You could argue that it depends on how many people have a director, so you could save a little space when only 1 in a million entries has one, depeding on the datatype you use. But in the end, clearest (and best) option is to indeed make a foreign key that allows for NULL, like you proposed in the first option.
I think the null for that column is ok. As far as I remember from my DB class at uni (long time ago), null is an excellent choice to represent "I don't know" or "it doesn't have".
I think the second design has the following flaw: You didn't mentioned how to look up for the techdir of a specific question, you said that you just tag the person. Another problem might be that if in the future you add another role, the schema won't support it.
NULL is the most common way of indicating no relationship in an optional relationship.
There is an alternative. Decompose the table into two tables, one of which is has two foreign keys, back to the original table and forward to the related table. In cases where there is no relationship, just omit the entire row.

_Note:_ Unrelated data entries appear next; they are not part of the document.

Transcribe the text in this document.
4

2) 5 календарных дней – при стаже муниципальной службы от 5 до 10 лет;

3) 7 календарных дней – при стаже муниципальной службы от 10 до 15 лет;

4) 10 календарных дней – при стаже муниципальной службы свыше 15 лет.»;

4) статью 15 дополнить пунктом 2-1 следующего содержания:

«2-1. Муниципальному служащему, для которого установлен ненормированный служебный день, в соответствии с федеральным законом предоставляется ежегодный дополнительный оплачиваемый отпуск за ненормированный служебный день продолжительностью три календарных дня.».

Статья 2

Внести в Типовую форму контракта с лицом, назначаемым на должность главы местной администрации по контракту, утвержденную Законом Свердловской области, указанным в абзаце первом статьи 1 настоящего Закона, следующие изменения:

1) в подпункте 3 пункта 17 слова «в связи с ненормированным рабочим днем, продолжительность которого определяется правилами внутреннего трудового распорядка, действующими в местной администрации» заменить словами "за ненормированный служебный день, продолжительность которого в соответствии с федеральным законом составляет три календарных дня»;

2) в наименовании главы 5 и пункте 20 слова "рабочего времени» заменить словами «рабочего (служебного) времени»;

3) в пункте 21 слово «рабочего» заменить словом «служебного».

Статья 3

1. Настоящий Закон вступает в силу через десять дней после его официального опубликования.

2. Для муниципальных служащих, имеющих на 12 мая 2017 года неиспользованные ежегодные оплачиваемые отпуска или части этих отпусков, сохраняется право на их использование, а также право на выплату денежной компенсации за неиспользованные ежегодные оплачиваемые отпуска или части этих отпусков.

If you want to understand this in terms of normalization, look up "Sixth Normal form" (6NF). Not all experts are in agreement about 6NF.

Performance gain or less using an association table even when there is just a one-to-many relationship

I am going to build a PHP web application and have already decided to use Codeigniter + DataMapper (OverZealous edition).

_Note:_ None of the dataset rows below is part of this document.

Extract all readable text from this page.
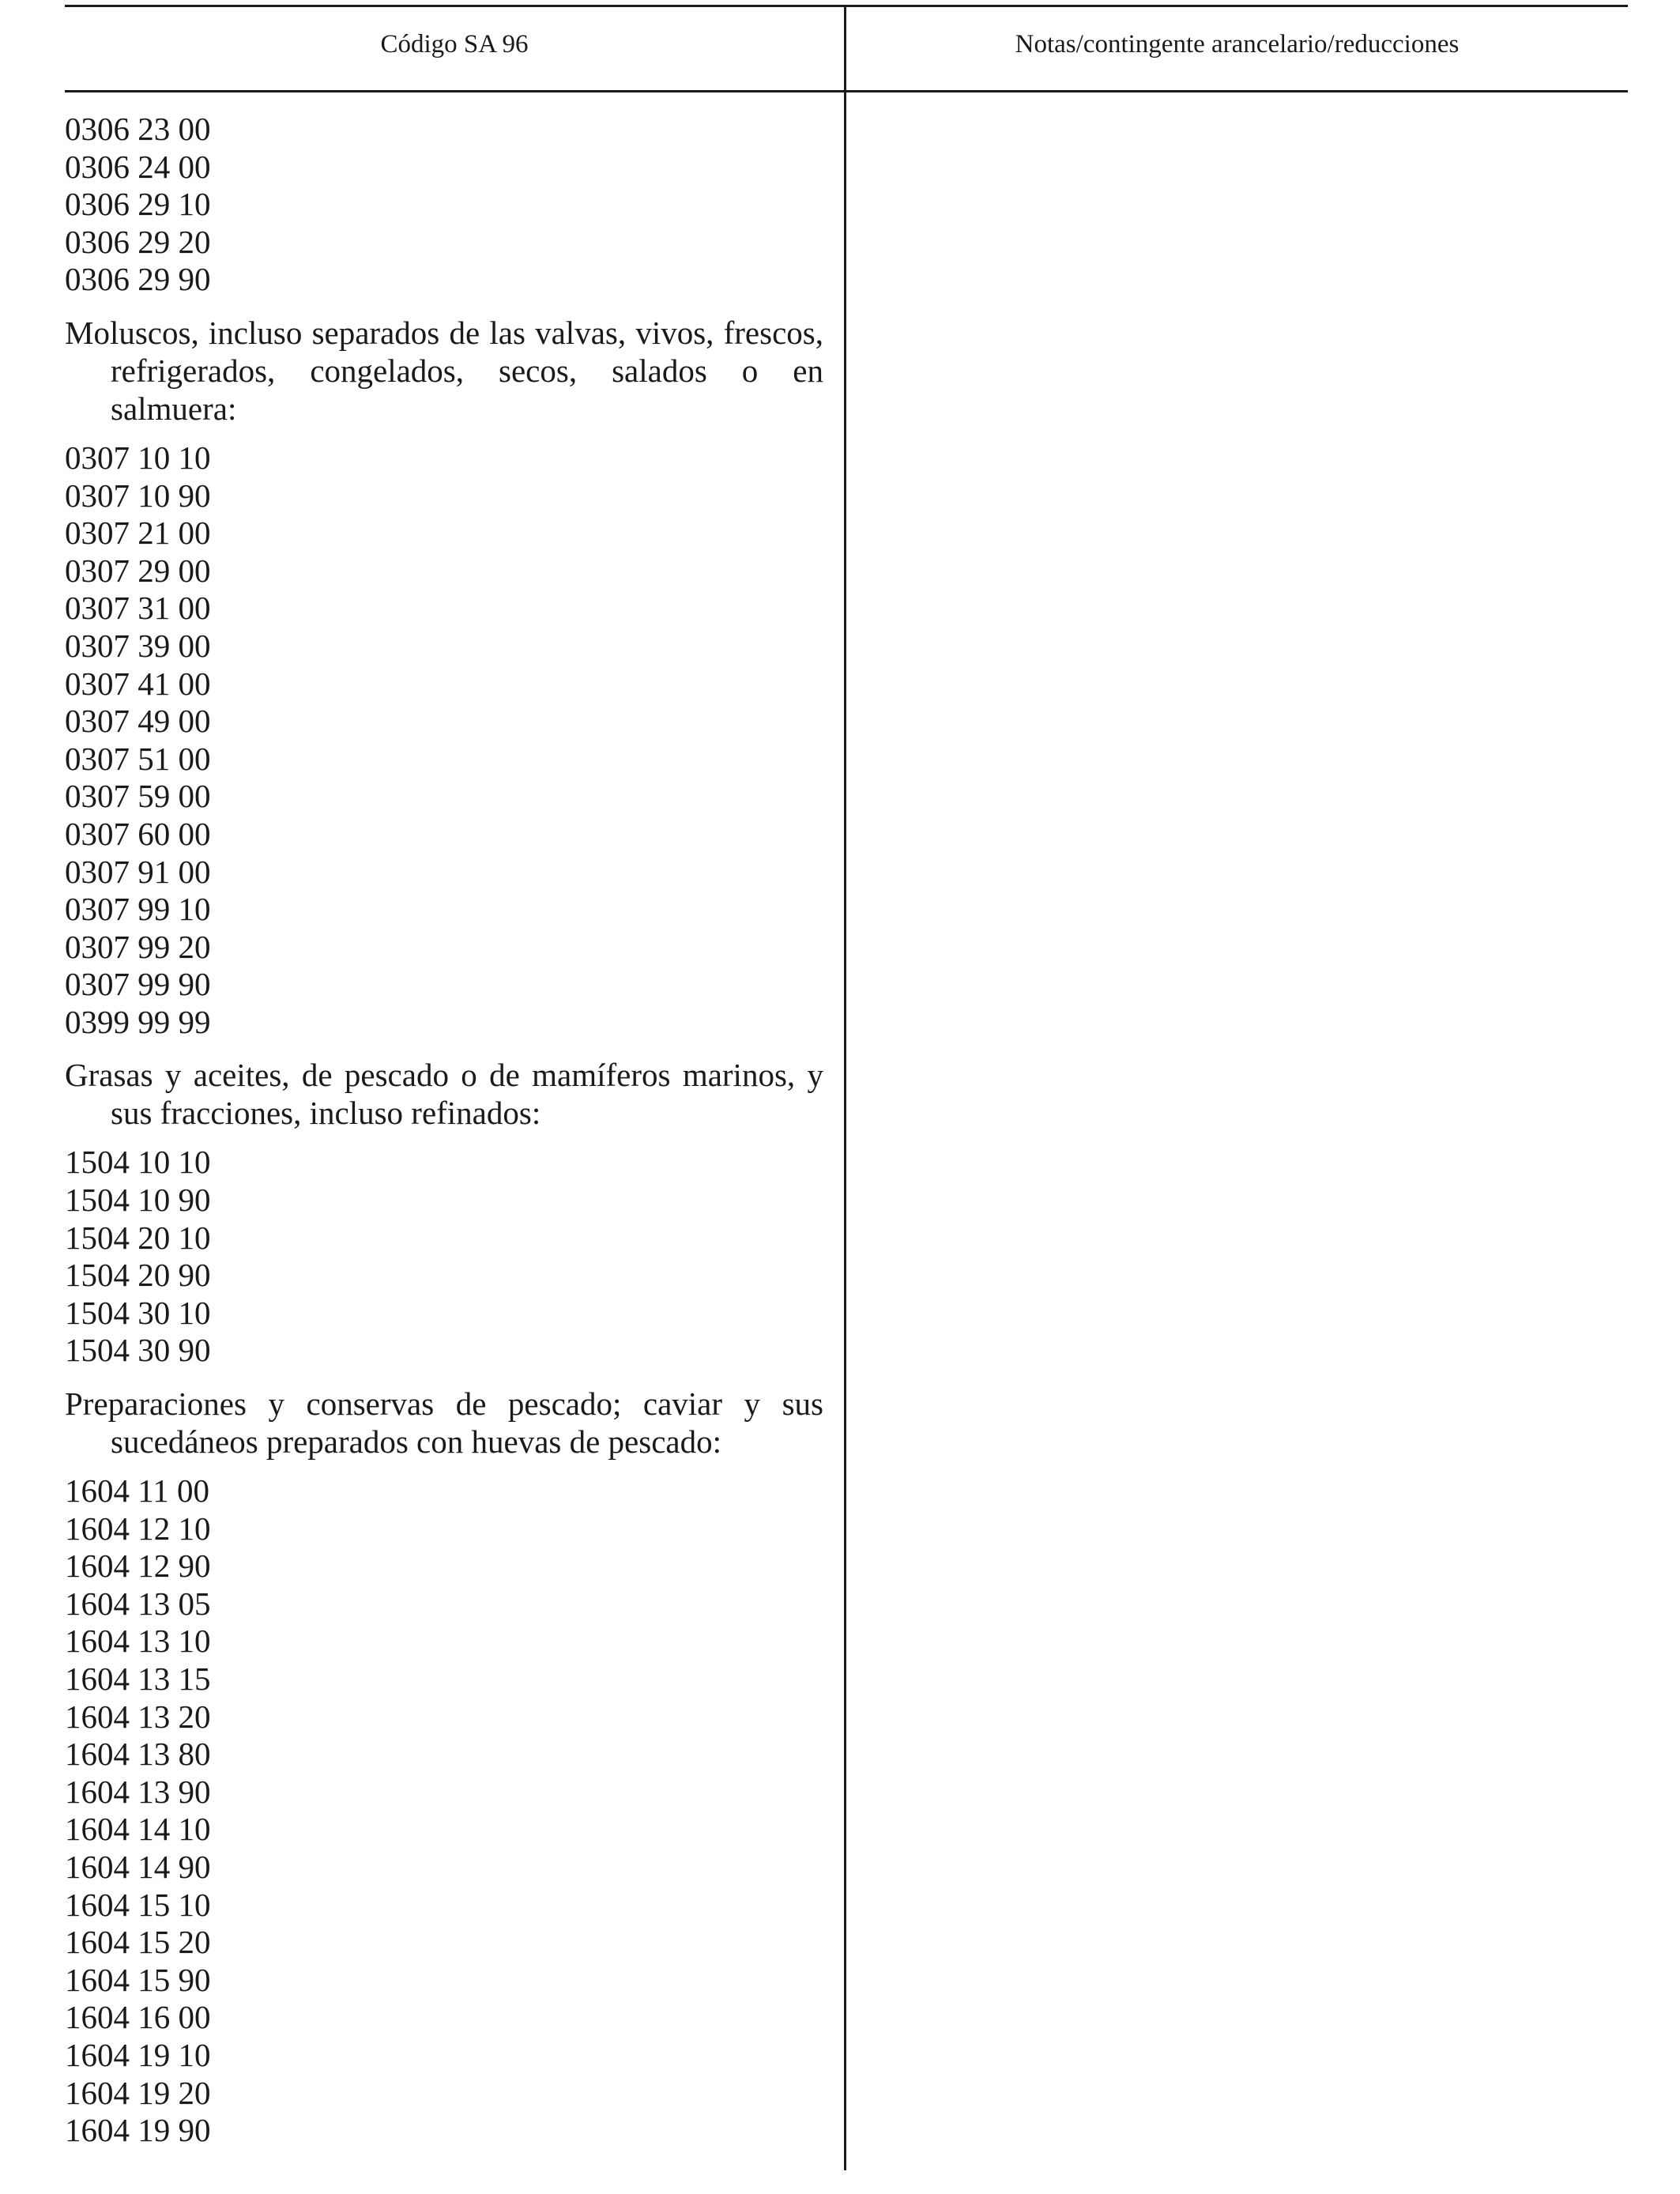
Código SA 96	Notas/contingente arancelario/reducciones
0306 23 00
0306 24 00
0306 29 10
0306 29 20
0306 29 90
Moluscos, incluso separados de las valvas, vivos, frescos, refrigerados, congelados, secos, salados o en salmuera:
0307 10 10
0307 10 90
0307 21 00
0307 29 00
0307 31 00
0307 39 00
0307 41 00
0307 49 00
0307 51 00
0307 59 00
0307 60 00
0307 91 00
0307 99 10
0307 99 20
0307 99 90
0399 99 99
Grasas y aceites, de pescado o de mamíferos marinos, y sus fracciones, incluso refinados:
1504 10 10
1504 10 90
1504 20 10
1504 20 90
1504 30 10
1504 30 90
Preparaciones y conservas de pescado; caviar y sus sucedáneos preparados con huevas de pescado:
1604 11 00
1604 12 10
1604 12 90
1604 13 05
1604 13 10
1604 13 15
1604 13 20
1604 13 80
1604 13 90
1604 14 10
1604 14 90
1604 15 10
1604 15 20
1604 15 90
1604 16 00
1604 19 10
1604 19 20
1604 19 90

I have discovered that DataMapper (OverZealous edition) requires the use of an extra association table even when there is actually just a one-to-many relationship.
For example, a country can have many players but a player can only belong to one country. Typical database design would be like this:
[countries] country_id(pk), country_name
[players] player_id(pk), player_name, country_id(fk)
However, in DataMapper, it requires the design to be like this:
[countries] country_id(pk), country_name
[players] player_id(pk), player_name
[asso_countries_players] countries_players_id(pk), country_id(fk), player_id(fk)
It's good for maintenance because if later we change our mind that a player can belong to more than one country, it can be done with very little effort.
But what I would like to know is, for such database design, in general, is there any performance gain or loss when compared to the typical design?
"The fastest way to do anything is not to do it at all." -- Cary Millsap, Optimizing Oracle Performance.
"A designer knows he has achieved true elegance not when there is nothing left to add, but when there is nothing left to take away." -- Antoine de Saint-Exupéry
The simpler implementation has two tables and three indexes, two unique.
The more complicated implementation has three tables and five indexes, four unique. The index on asso_countries_players.player_name (which should be a surrogate ID -- what happens if a player's name changes, like if they get married or legally change it, as Chad Ochocinco (nee Johnson) did?) must also be unique to enforce the 0..1 nature of the relationship between players and countries.
If the associative entity isn't required by the data model, then eliminate it. It's generally pretty trivial to transform a 0..1 relationship or 1..n relationship to an n..n relationship:
Add associative entity (and I'd question the need for a surrogate key there unless the relationship itself had attributes, like a start or end date)
Populate associative entity with existing data
Reimplement the foreign key constraints
Remove superseded foreign key column in child table.
Selecting data and searching will mean more joins : you'll have to work on 3 tables instead of 2.
Inserting data will mean more insert queries : you'll have to insert to 3 tables instead of 2.
So I'm guessing this could mean a bit more work -- which, in turns, might hurt performances a bit.
Because this is one-to-many I'd personally not use an association table, it's totally unnecessary.
The performance hit from this decision won't be too great. But think about the context of your data too, don't just do it because some program tells you - understand your data.